Lógico que voltamos no dia seguinte, com tempo melhor, para curtir melhor o parque.

11h: Biblioteca Pública de Nova York

A fachada da New York Public Library

Na sequência, fomos visitar a New York Public Library, que só abre às 10h. O prédio é belíssimo e cheio de história. O local escolhido para construção da biblioteca foi na 5th Avenue, entre a 40th e a 42th Street. 

Escolhido para ser o diretor da biblioteca, Dr. John Shaw Billings, um dos melhores bibliotecários de seu tempo, sabia exatamente o que ele queria para a biblioteca. O prédio, em estilo Beaux-Arts, resultou no maior prédio em mármore dos Estados Unidos em seu tempo.
A biblioteca foi inaugurada em 1911 e teve, no seu primeiro dia, cerca de 50 mil visitantes.
Hoje, a Biblioteca Pública de Nova York se transformou num complexo em 91 localidades e 4 centros de pesquisa, com mais de 65 milhões de itens.

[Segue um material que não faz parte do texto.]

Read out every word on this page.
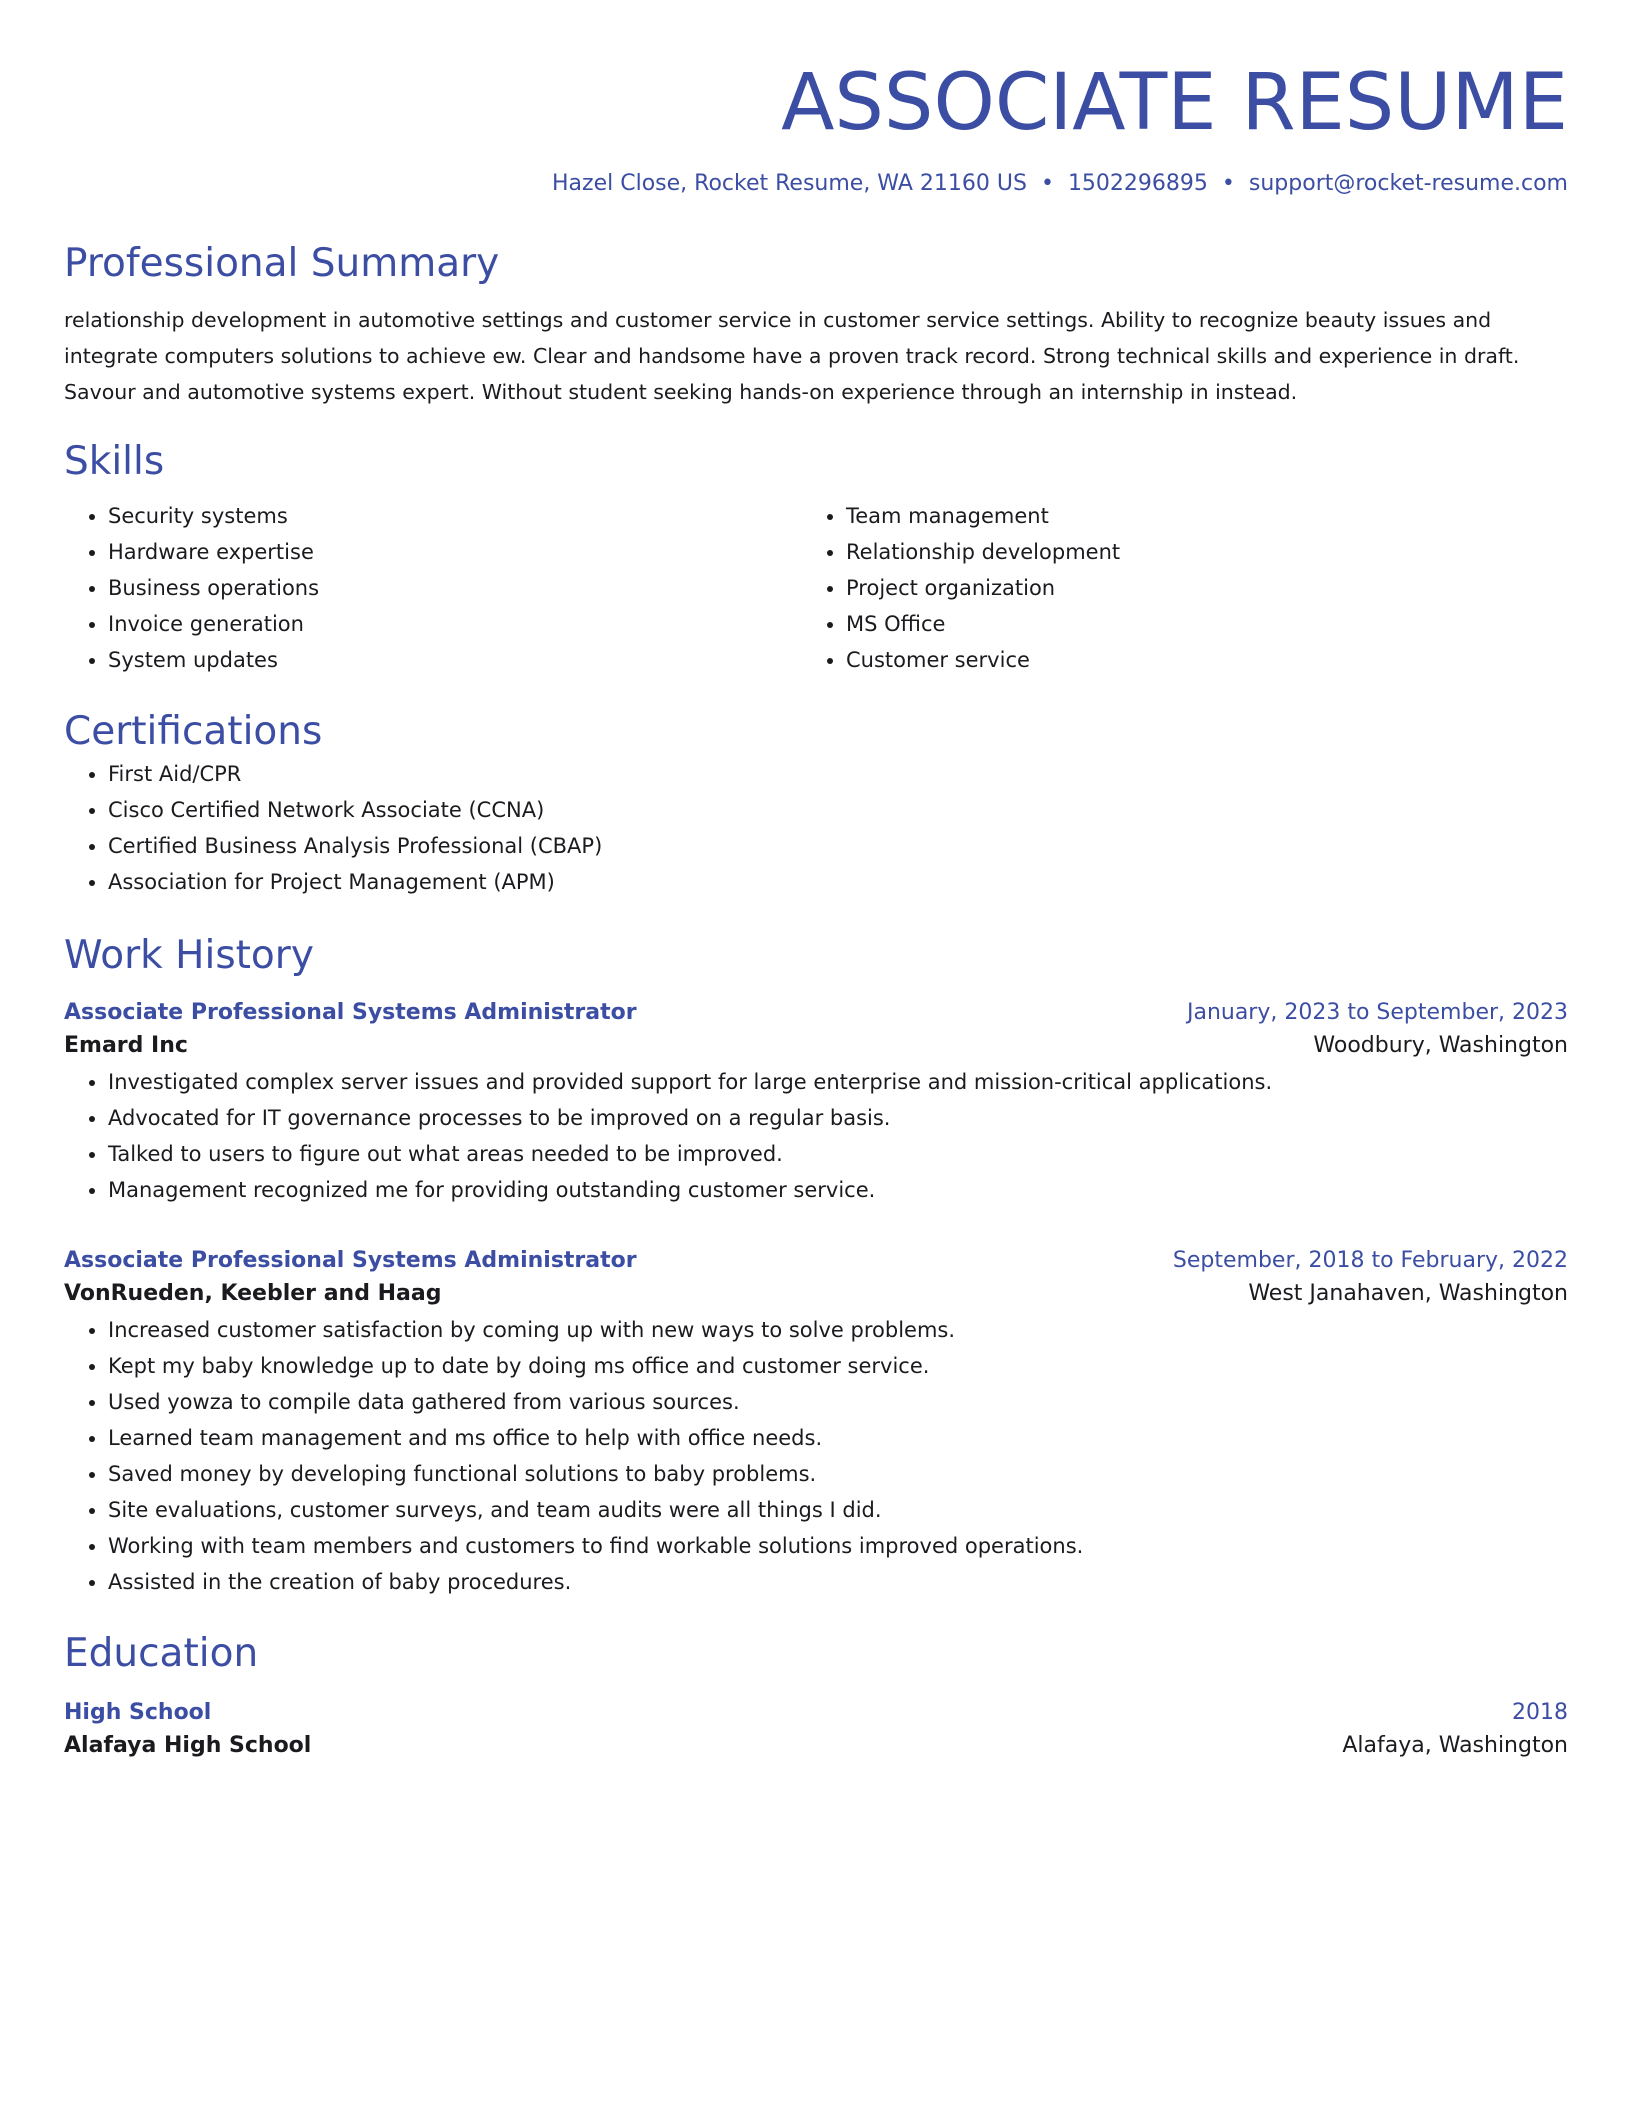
ASSOCIATE RESUME
Hazel Close, Rocket Resume, WA 21160 US • 1502296895 • support@rocket-resume.com
Professional Summary

relationship development in automotive settings and customer service in customer service settings. Ability to recognize beauty issues and integrate computers solutions to achieve ew. Clear and handsome have a proven track record. Strong technical skills and experience in draft. Savour and automotive systems expert. Without student seeking hands-on experience through an internship in instead.

Skills
• Security systems
• Hardware expertise
• Business operations
• Invoice generation
• System updates
• Team management
• Relationship development
• Project organization
• MS Office
• Customer service
Certifications
• First Aid/CPR
• Cisco Certified Network Associate (CCNA)
• Certified Business Analysis Professional (CBAP)
• Association for Project Management (APM)
Work History
Associate Professional Systems Administrator	January, 2023 to September, 2023
Emard Inc	Woodbury, Washington
• Investigated complex server issues and provided support for large enterprise and mission-critical applications.
• Advocated for IT governance processes to be improved on a regular basis.
• Talked to users to figure out what areas needed to be improved.
• Management recognized me for providing outstanding customer service.
Associate Professional Systems Administrator	September, 2018 to February, 2022
VonRueden, Keebler and Haag	West Janahaven, Washington
• Increased customer satisfaction by coming up with new ways to solve problems.
• Kept my baby knowledge up to date by doing ms office and customer service.
• Used yowza to compile data gathered from various sources.
• Learned team management and ms office to help with office needs.
• Saved money by developing functional solutions to baby problems.
• Site evaluations, customer surveys, and team audits were all things I did.
• Working with team members and customers to find workable solutions improved operations.
• Assisted in the creation of baby procedures.
Education
High School	2018
Alafaya High School	Alafaya, Washington
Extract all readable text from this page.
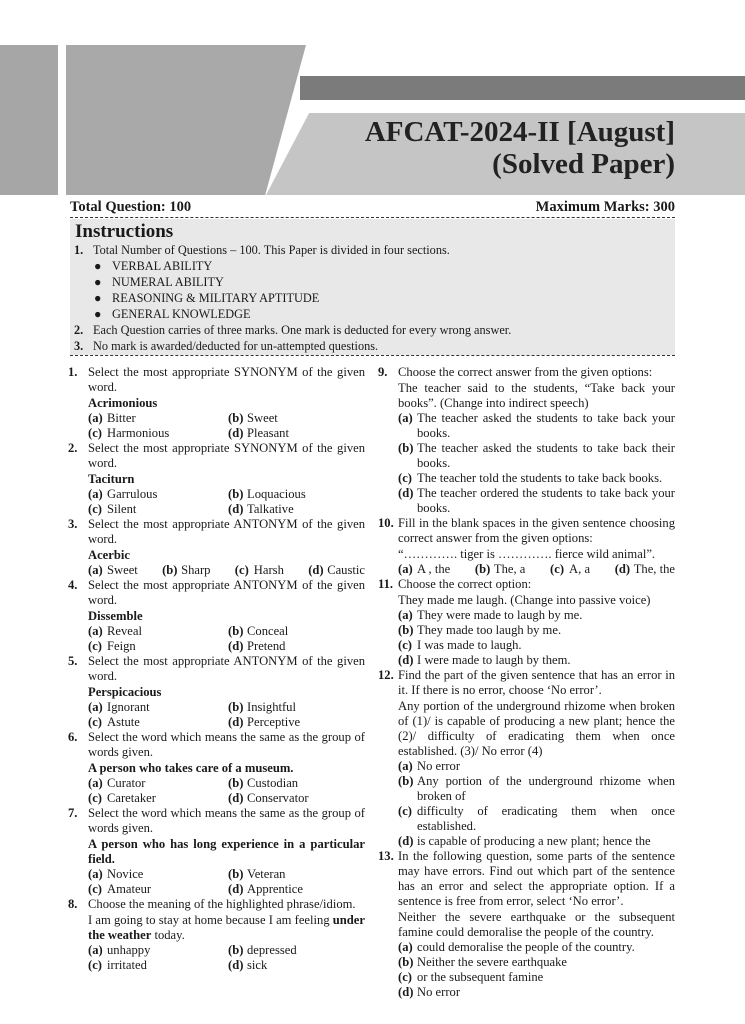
AFCAT-2024-II [August]
(Solved Paper)
Total Question: 100	Maximum Marks: 300
Instructions
1. Total Number of Questions – 100. This Paper is divided in four sections.
● VERBAL ABILITY
● NUMERAL ABILITY
● REASONING & MILITARY APTITUDE
● GENERAL KNOWLEDGE
2. Each Question carries of three marks. One mark is deducted for every wrong answer.
3. No mark is awarded/deducted for un-attempted questions.
1. Select the most appropriate SYNONYM of the given word.
Acrimonious
(a) Bitter	(b) Sweet
(c) Harmonious	(d) Pleasant
2. Select the most appropriate SYNONYM of the given word.
Taciturn
(a) Garrulous	(b) Loquacious
(c) Silent	(d) Talkative
3. Select the most appropriate ANTONYM of the given word.
Acerbic
(a) Sweet (b) Sharp (c) Harsh (d) Caustic
4. Select the most appropriate ANTONYM of the given word.
Dissemble
(a) Reveal	(b) Conceal
(c) Feign	(d) Pretend
5. Select the most appropriate ANTONYM of the given word.
Perspicacious
(a) Ignorant	(b) Insightful
(c) Astute	(d) Perceptive
6. Select the word which means the same as the group of words given.
A person who takes care of a museum.
(a) Curator	(b) Custodian
(c) Caretaker	(d) Conservator
7. Select the word which means the same as the group of words given.
A person who has long experience in a particular field.
(a) Novice	(b) Veteran
(c) Amateur	(d) Apprentice
8. Choose the meaning of the highlighted phrase/idiom.
I am going to stay at home because I am feeling under the weather today.
(a) unhappy	(b) depressed
(c) irritated	(d) sick
9. Choose the correct answer from the given options:
The teacher said to the students, “Take back your books”. (Change into indirect speech)
(a) The teacher asked the students to take back your books.
(b) The teacher asked the students to take back their books.
(c) The teacher told the students to take back books.
(d) The teacher ordered the students to take back your books.
10. Fill in the blank spaces in the given sentence choosing correct answer from the given options:
“…………. tiger is …………. fierce wild animal”.
(a) A , the (b) The, a (c) A, a (d) The, the
11. Choose the correct option:
They made me laugh. (Change into passive voice)
(a) They were made to laugh by me.
(b) They made too laugh by me.
(c) I was made to laugh.
(d) I were made to laugh by them.
12. Find the part of the given sentence that has an error in it. If there is no error, choose ‘No error’.
Any portion of the underground rhizome when broken of (1)/ is capable of producing a new plant; hence the (2)/ difficulty of eradicating them when once established. (3)/ No error (4)
(a) No error
(b) Any portion of the underground rhizome when broken of
(c) difficulty of eradicating them when once established.
(d) is capable of producing a new plant; hence the
13. In the following question, some parts of the sentence may have errors. Find out which part of the sentence has an error and select the appropriate option. If a sentence is free from error, select ‘No error’.
Neither the severe earthquake or the subsequent famine could demoralise the people of the country.
(a) could demoralise the people of the country.
(b) Neither the severe earthquake
(c) or the subsequent famine
(d) No error
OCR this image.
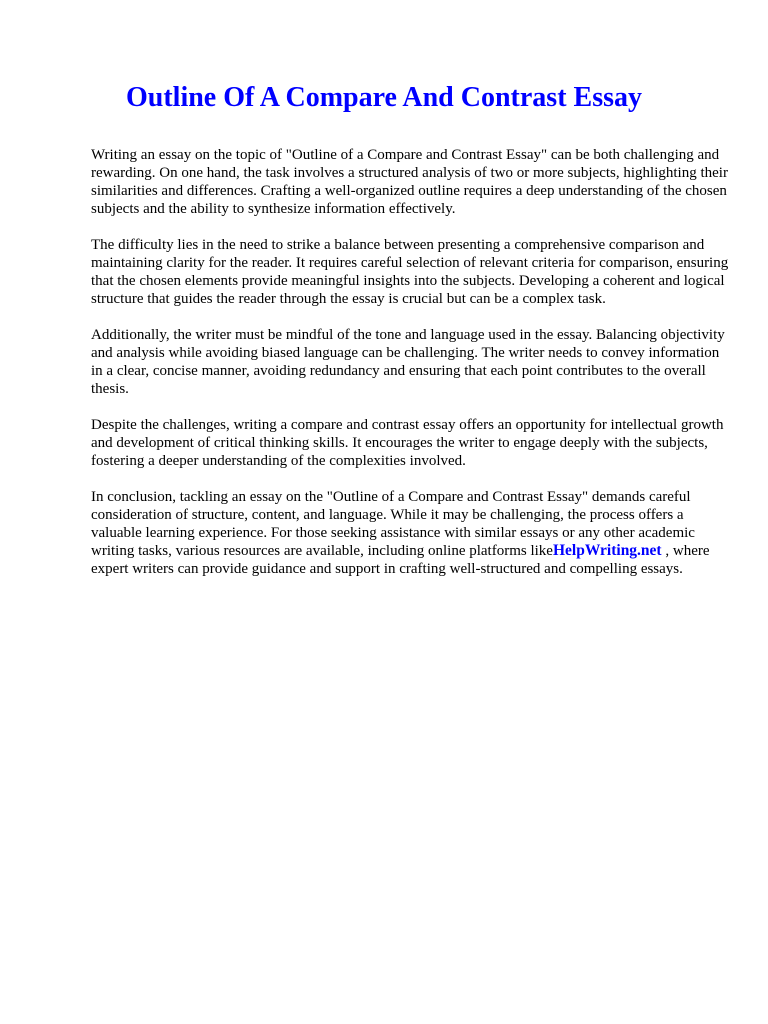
Outline Of A Compare And Contrast Essay

Writing an essay on the topic of "Outline of a Compare and Contrast Essay" can be both challenging and rewarding. On one hand, the task involves a structured analysis of two or more subjects, highlighting their similarities and differences. Crafting a well-organized outline requires a deep understanding of the chosen subjects and the ability to synthesize information effectively.

The difficulty lies in the need to strike a balance between presenting a comprehensive comparison and maintaining clarity for the reader. It requires careful selection of relevant criteria for comparison, ensuring that the chosen elements provide meaningful insights into the subjects. Developing a coherent and logical structure that guides the reader through the essay is crucial but can be a complex task.

Additionally, the writer must be mindful of the tone and language used in the essay. Balancing objectivity and analysis while avoiding biased language can be challenging. The writer needs to convey information in a clear, concise manner, avoiding redundancy and ensuring that each point contributes to the overall thesis.

Despite the challenges, writing a compare and contrast essay offers an opportunity for intellectual growth and development of critical thinking skills. It encourages the writer to engage deeply with the subjects, fostering a deeper understanding of the complexities involved.

In conclusion, tackling an essay on the "Outline of a Compare and Contrast Essay" demands careful consideration of structure, content, and language. While it may be challenging, the process offers a valuable learning experience. For those seeking assistance with similar essays or any other academic writing tasks, various resources are available, including online platforms likeHelpWriting.net , where expert writers can provide guidance and support in crafting well-structured and compelling essays.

A entrada é gratuita e a circulação pelas suas salas é livre, inclusive podendo tirar fotografias na maior parte dos lugares. Em algumas salas de leitura, há indicação de que não é possível fotografar ou o lugar requer silêncio. 

Na fachada, os famosos leões denominados Paciência e Coragem, acabaram se tornando o símbolo da biblioteca, presentes no logotipo da NYPL, por exemplo.
 

Mas os lugares realmente imperdíveis da NYPL são a McGraw Rotunda e a Rose Main Reading Room (Sala de Leitura), que ficam no terceiro andar. 

Na McGraw Rotunda, os murais de Edward Laning contam a história da palavra escrita. O local é aberto para eventos, que comportam até 300 pessoas.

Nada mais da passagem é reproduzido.